1. **Framework selection**: vLLM is suitable for high-throughput scenarios; for latency-sensitive scenarios, consider TensorRT-LLM
2. **Version matching**: For older GPUs (e.g., V100), prioritize compatible stable versions over the latest ones
3. **HPC scheduling**: Use scheduling systems like SLURM to allocate resources reasonably
4. **Monitoring and tuning**: Establish a monitoring system to continuously collect performance data for optimization

The project provides reusable configurations and scripts to lower deployment barriers.

## Project Limitations and Hardware Challenges

Inherent limitations of V100 hardware:
1. **Memory capacity**: 32GB is tight for models with 70B+ parameters, requiring model parallelism
2. **Computing capability**: Does not support new features like sparse computing, so efficiency is lower than A100/H100
3. **Interconnect bandwidth**: NVLink bandwidth is lower than newer generations, which may become a bottleneck in large-scale parallelism

These limitations affect model scale and optimization effects.

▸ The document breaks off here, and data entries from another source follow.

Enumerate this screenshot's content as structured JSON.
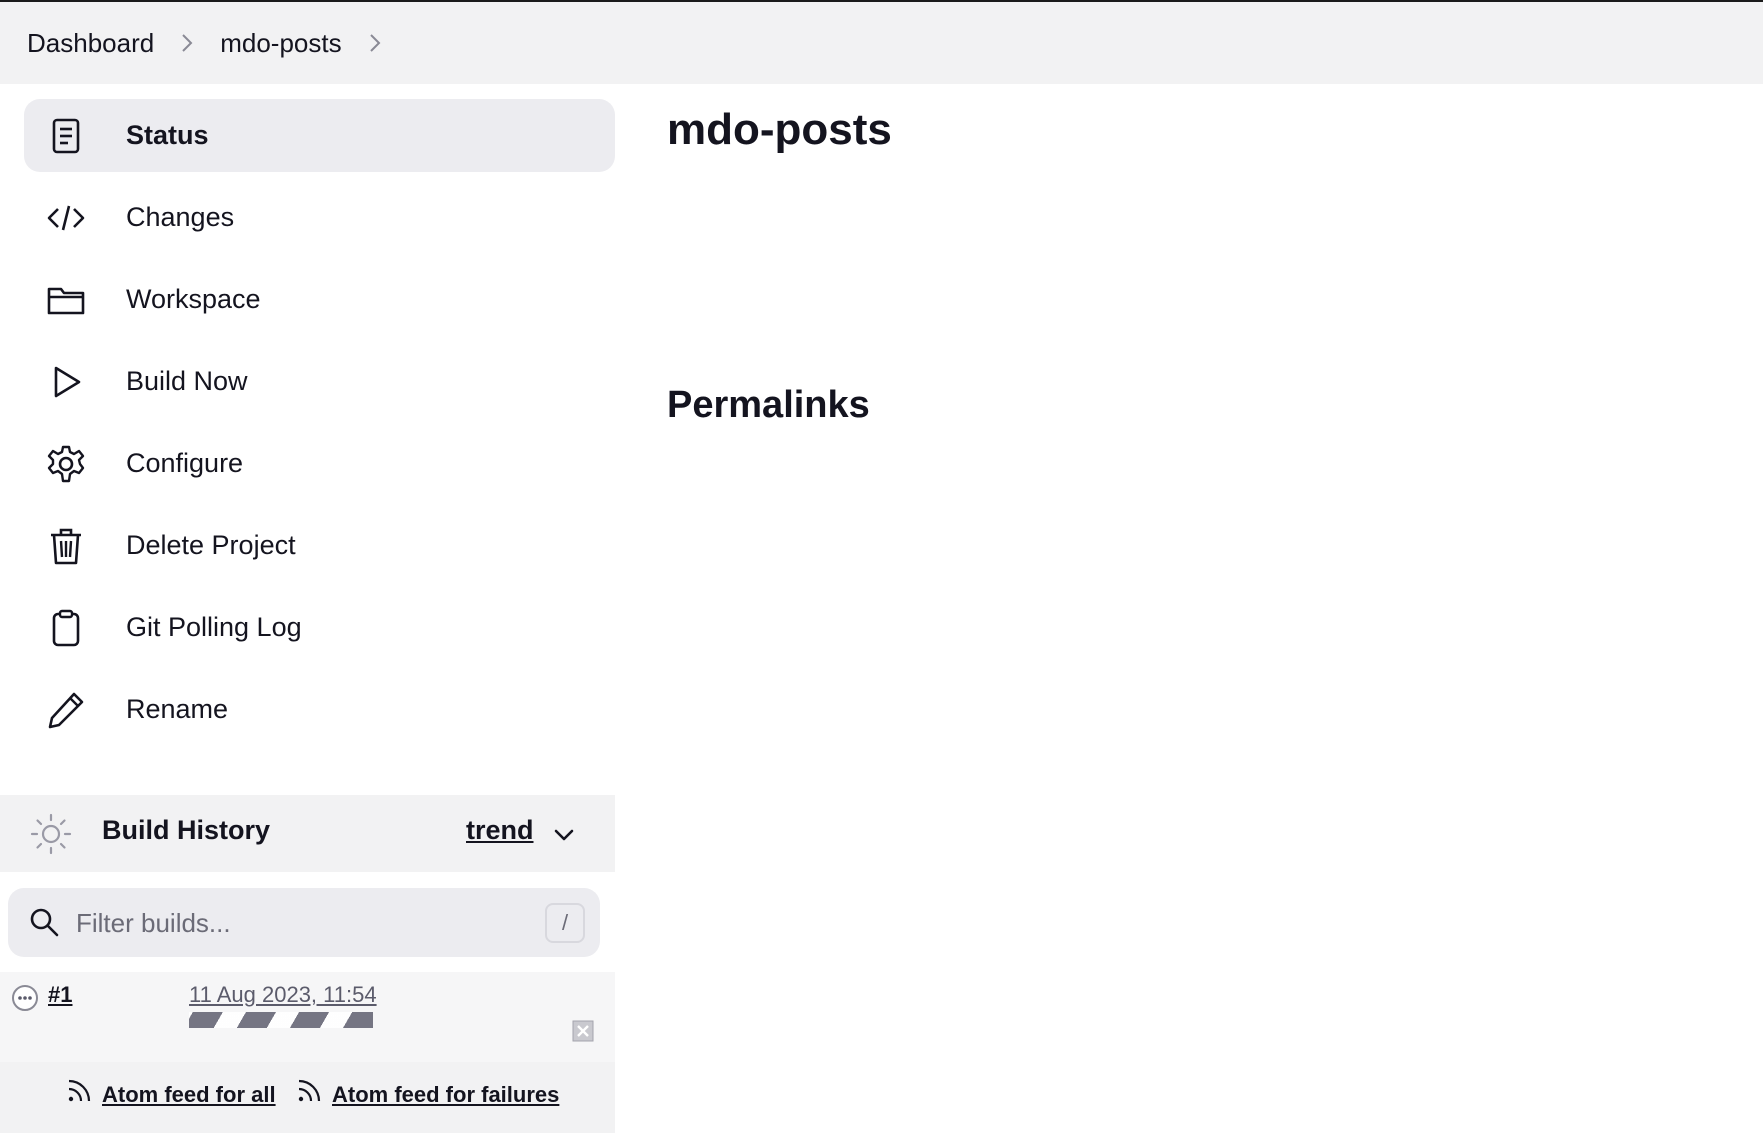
{
  "breadcrumb": {
    "items": [
      "Dashboard",
      "mdo-posts"
    ]
  },
  "sidebar": {
    "items": [
      {
        "label": "Status",
        "icon": "document-icon",
        "active": true
      },
      {
        "label": "Changes",
        "icon": "code-icon",
        "active": false
      },
      {
        "label": "Workspace",
        "icon": "folder-icon",
        "active": false
      },
      {
        "label": "Build Now",
        "icon": "play-icon",
        "active": false
      },
      {
        "label": "Configure",
        "icon": "gear-icon",
        "active": false
      },
      {
        "label": "Delete Project",
        "icon": "trash-icon",
        "active": false
      },
      {
        "label": "Git Polling Log",
        "icon": "clipboard-icon",
        "active": false
      },
      {
        "label": "Rename",
        "icon": "pencil-icon",
        "active": false
      }
    ]
  },
  "main": {
    "title": "mdo-posts",
    "permalinks_heading": "Permalinks"
  },
  "build_history": {
    "title": "Build History",
    "trend_label": "trend",
    "filter_placeholder": "Filter builds...",
    "shortcut_key": "/",
    "builds": [
      {
        "number": "#1",
        "date": "11 Aug 2023, 11:54",
        "status": "in-progress"
      }
    ],
    "feeds": {
      "all_label": "Atom feed for all",
      "failures_label": "Atom feed for failures"
    }
  },
  "colors": {
    "breadcrumb_bg": "#f2f2f3",
    "active_item_bg": "#ececf0",
    "text": "#14141f",
    "muted_text": "#6b6b77"
  }
}
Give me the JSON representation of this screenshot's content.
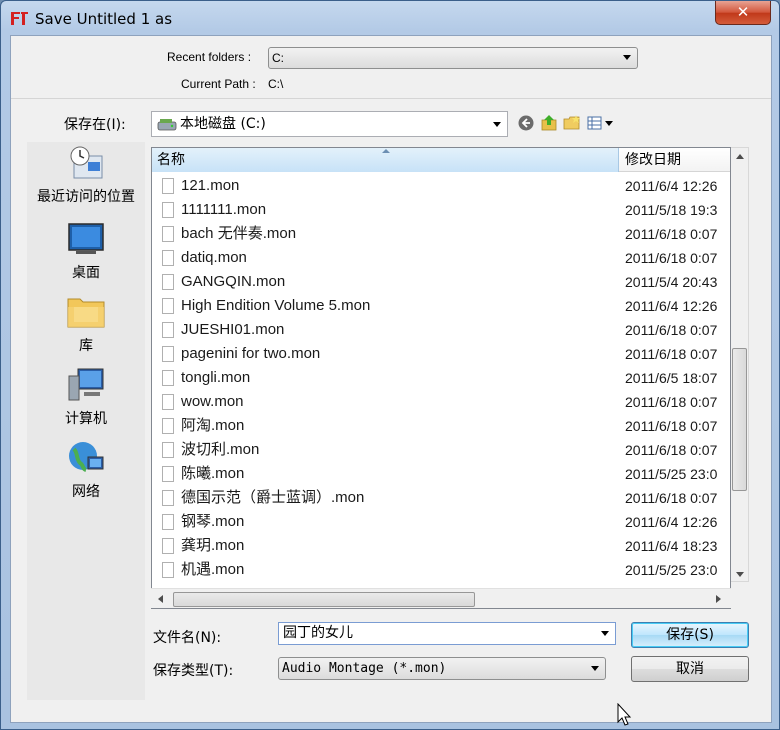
{
  "window": {
    "title": "Save Untitled 1 as",
    "close_label": "✕"
  },
  "top": {
    "recent_label": "Recent folders :",
    "recent_value": "C:",
    "current_path_label": "Current Path :",
    "current_path_value": "C:\\"
  },
  "savein": {
    "label": "保存在(I):",
    "value": "本地磁盘 (C:)"
  },
  "places": [
    {
      "label": "最近访问的位置",
      "icon": "recent-places-icon"
    },
    {
      "label": "桌面",
      "icon": "desktop-icon"
    },
    {
      "label": "库",
      "icon": "library-icon"
    },
    {
      "label": "计算机",
      "icon": "computer-icon"
    },
    {
      "label": "网络",
      "icon": "network-icon"
    }
  ],
  "columns": {
    "name": "名称",
    "date": "修改日期"
  },
  "files": [
    {
      "name": "121.mon",
      "date": "2011/6/4 12:26"
    },
    {
      "name": "1111111.mon",
      "date": "2011/5/18 19:3"
    },
    {
      "name": "bach 无伴奏.mon",
      "date": "2011/6/18 0:07"
    },
    {
      "name": "datiq.mon",
      "date": "2011/6/18 0:07"
    },
    {
      "name": "GANGQIN.mon",
      "date": "2011/5/4 20:43"
    },
    {
      "name": "High Endition Volume 5.mon",
      "date": "2011/6/4 12:26"
    },
    {
      "name": "JUESHI01.mon",
      "date": "2011/6/18 0:07"
    },
    {
      "name": "pagenini for two.mon",
      "date": "2011/6/18 0:07"
    },
    {
      "name": "tongli.mon",
      "date": "2011/6/5 18:07"
    },
    {
      "name": "wow.mon",
      "date": "2011/6/18 0:07"
    },
    {
      "name": "阿淘.mon",
      "date": "2011/6/18 0:07"
    },
    {
      "name": "波切利.mon",
      "date": "2011/6/18 0:07"
    },
    {
      "name": "陈曦.mon",
      "date": "2011/5/25 23:0"
    },
    {
      "name": "德国示范（爵士蓝调）.mon",
      "date": "2011/6/18 0:07"
    },
    {
      "name": "钢琴.mon",
      "date": "2011/6/4 12:26"
    },
    {
      "name": "龚玥.mon",
      "date": "2011/6/4 18:23"
    },
    {
      "name": "机遇.mon",
      "date": "2011/5/25 23:0"
    }
  ],
  "bottom": {
    "filename_label": "文件名(N):",
    "filename_value": "园丁的女儿",
    "filetype_label": "保存类型(T):",
    "filetype_value": "Audio Montage (*.mon)",
    "save_label": "保存(S)",
    "cancel_label": "取消"
  }
}
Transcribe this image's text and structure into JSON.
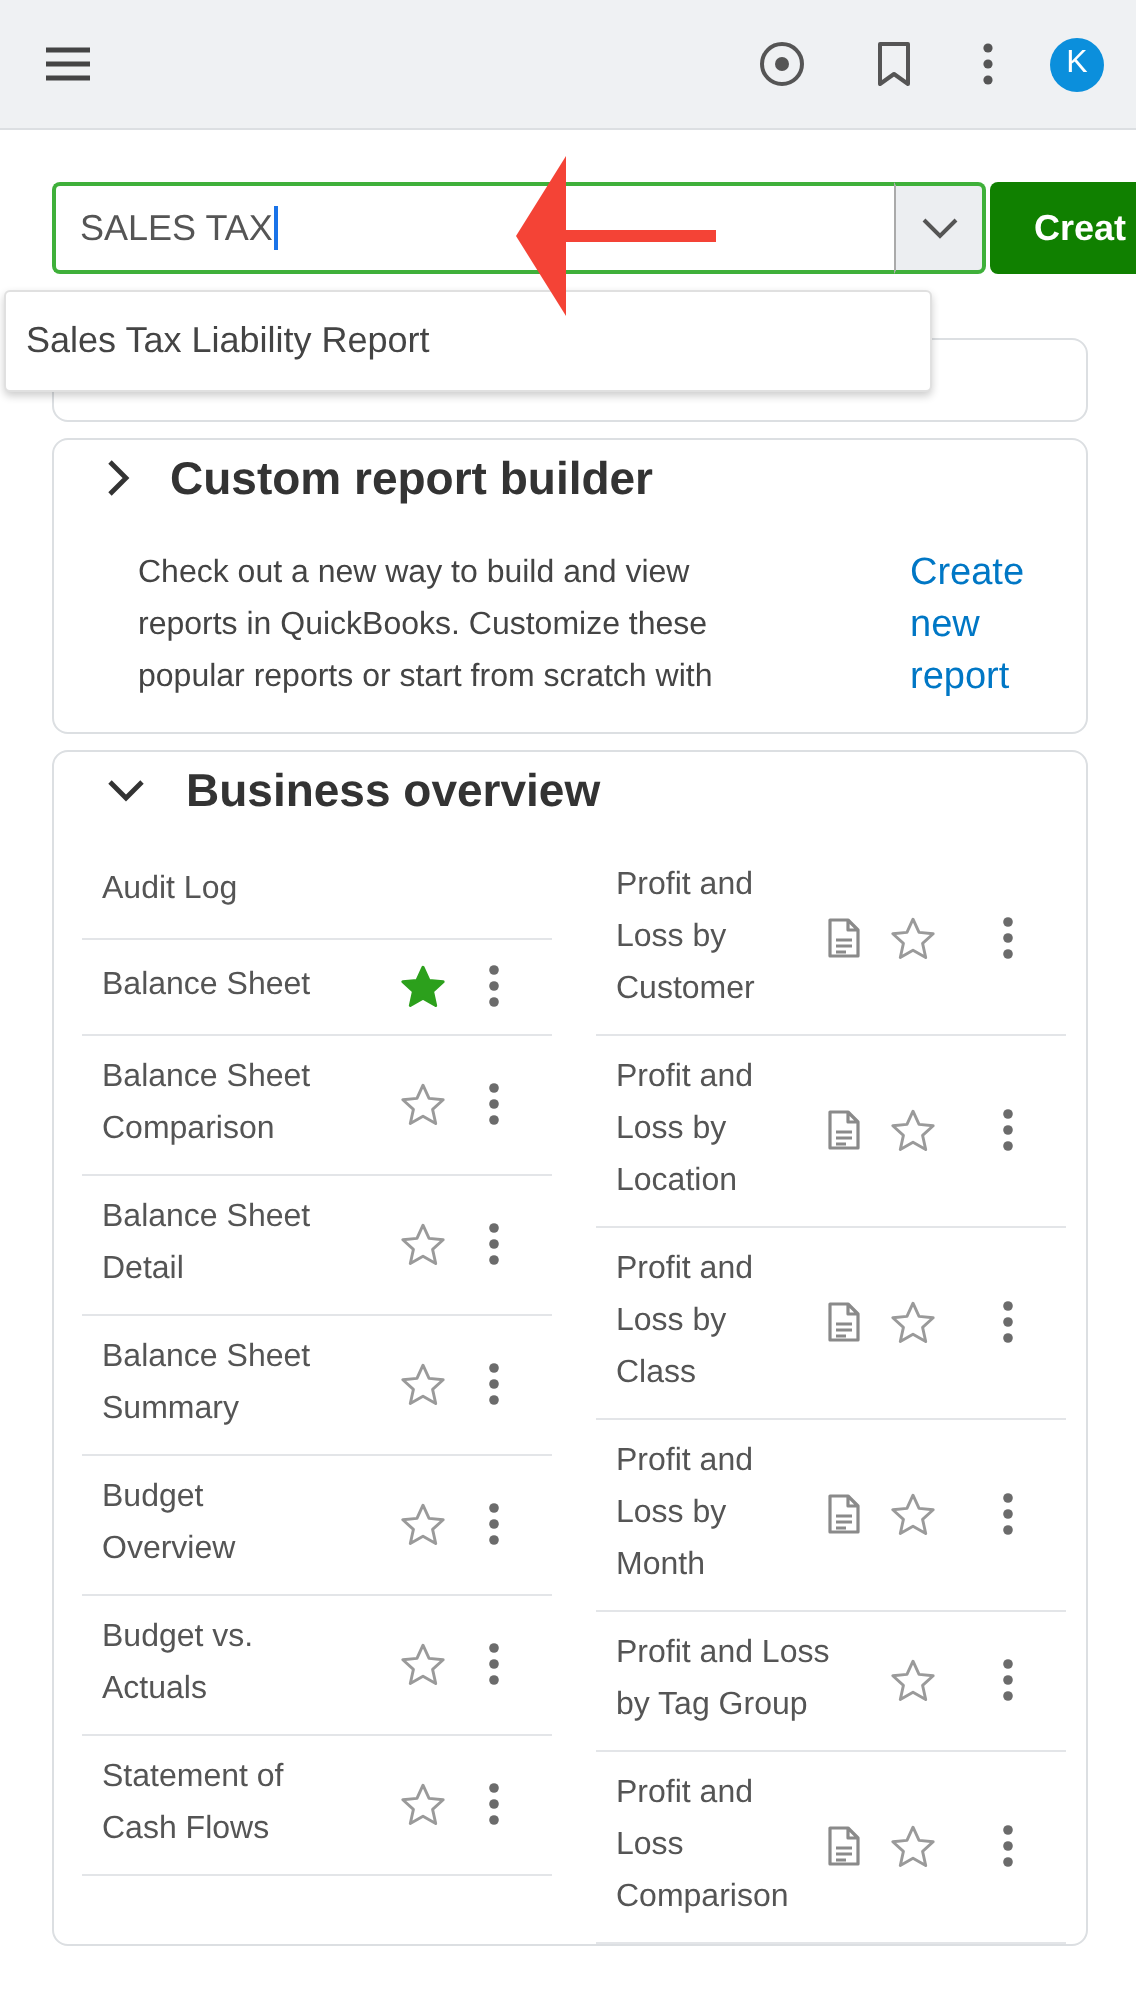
{
  "header": {
    "avatar_initial": "K"
  },
  "search": {
    "value": "SALES TAX",
    "focused": true
  },
  "create_button": "Creat",
  "suggestions": [
    "Sales Tax Liability Report"
  ],
  "custom_report_builder": {
    "title": "Custom report builder",
    "expanded": false,
    "description_lines": [
      "Check out a new way to build and view",
      "reports in QuickBooks. Customize these",
      "popular reports or start from scratch with"
    ],
    "link": "Create new report"
  },
  "business_overview": {
    "title": "Business overview",
    "expanded": true,
    "left_reports": [
      {
        "name": "Audit Log",
        "kind": "link"
      },
      {
        "name": "Balance Sheet",
        "kind": "report",
        "starred": true
      },
      {
        "name": "Balance Sheet Comparison",
        "kind": "report",
        "starred": false
      },
      {
        "name": "Balance Sheet Detail",
        "kind": "report",
        "starred": false
      },
      {
        "name": "Balance Sheet Summary",
        "kind": "report",
        "starred": false
      },
      {
        "name": "Budget Overview",
        "kind": "report",
        "starred": false
      },
      {
        "name": "Budget vs. Actuals",
        "kind": "report",
        "starred": false
      },
      {
        "name": "Statement of Cash Flows",
        "kind": "report",
        "starred": false
      }
    ],
    "right_reports": [
      {
        "name": "Profit and Loss by Customer",
        "kind": "report",
        "starred": false,
        "preview": true
      },
      {
        "name": "Profit and Loss by Location",
        "kind": "report",
        "starred": false,
        "preview": true
      },
      {
        "name": "Profit and Loss by Class",
        "kind": "report",
        "starred": false,
        "preview": true
      },
      {
        "name": "Profit and Loss by Month",
        "kind": "report",
        "starred": false,
        "preview": true
      },
      {
        "name": "Profit and Loss by Tag Group",
        "kind": "report",
        "starred": false,
        "preview": false
      },
      {
        "name": "Profit and Loss Comparison",
        "kind": "report",
        "starred": false,
        "preview": true
      }
    ]
  }
}
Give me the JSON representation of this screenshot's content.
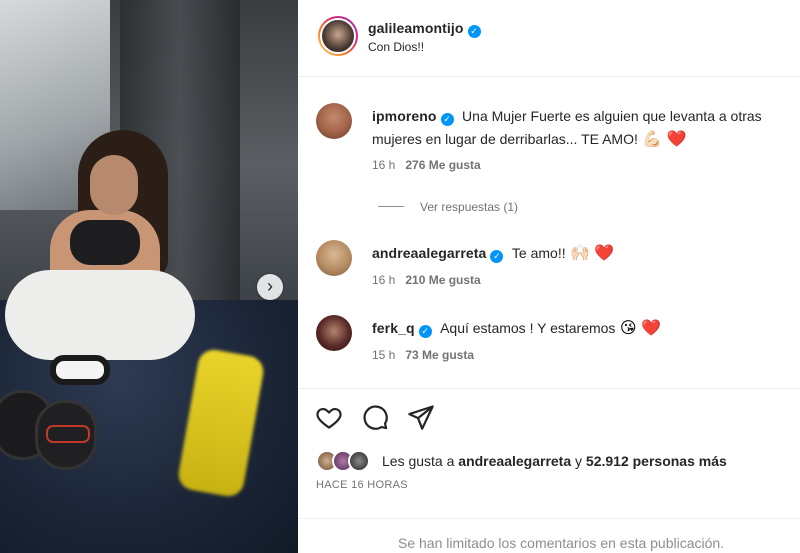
{
  "post": {
    "username": "galileamontijo",
    "caption": "Con Dios!!",
    "likes_prefix": "Les gusta a",
    "likes_user": "andreaalegarreta",
    "likes_joiner": "y",
    "likes_count": "52.912 personas más",
    "time_ago": "HACE 16 HORAS",
    "comments_limited": "Se han limitado los comentarios en esta publicación."
  },
  "comments": [
    {
      "username": "ipmoreno",
      "text": "Una Mujer Fuerte es alguien que levanta a otras mujeres en lugar de derribarlas... TE AMO!",
      "emojis": "💪🏻 ❤️",
      "time": "16 h",
      "likes": "276 Me gusta",
      "replies": "Ver respuestas (1)"
    },
    {
      "username": "andreaalegarreta",
      "text": "Te amo!!",
      "emojis": "🙌🏻 ❤️",
      "time": "16 h",
      "likes": "210 Me gusta"
    },
    {
      "username": "ferk_q",
      "text": "Aquí estamos ! Y estaremos",
      "emojis": "😘 ❤️",
      "time": "15 h",
      "likes": "73 Me gusta"
    }
  ],
  "icons": {
    "verified": "verified-badge-icon",
    "like": "heart-icon",
    "comment": "comment-bubble-icon",
    "share": "paper-plane-icon",
    "next": "chevron-right-icon"
  },
  "colors": {
    "verified": "#0095f6",
    "heart": "#ed4956",
    "meta": "#737373"
  }
}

## Project Summary and Future Outlook

This project proves that on older hardware (V100), satisfactory inference throughput can be achieved through software optimization (especially continuous batching). It provides a reusable solution for research institutions and data support for hardware upgrades.

We look forward to more open-source projects promoting the popularization of AI in the HPC field and facilitating the application of large language models in scientific research.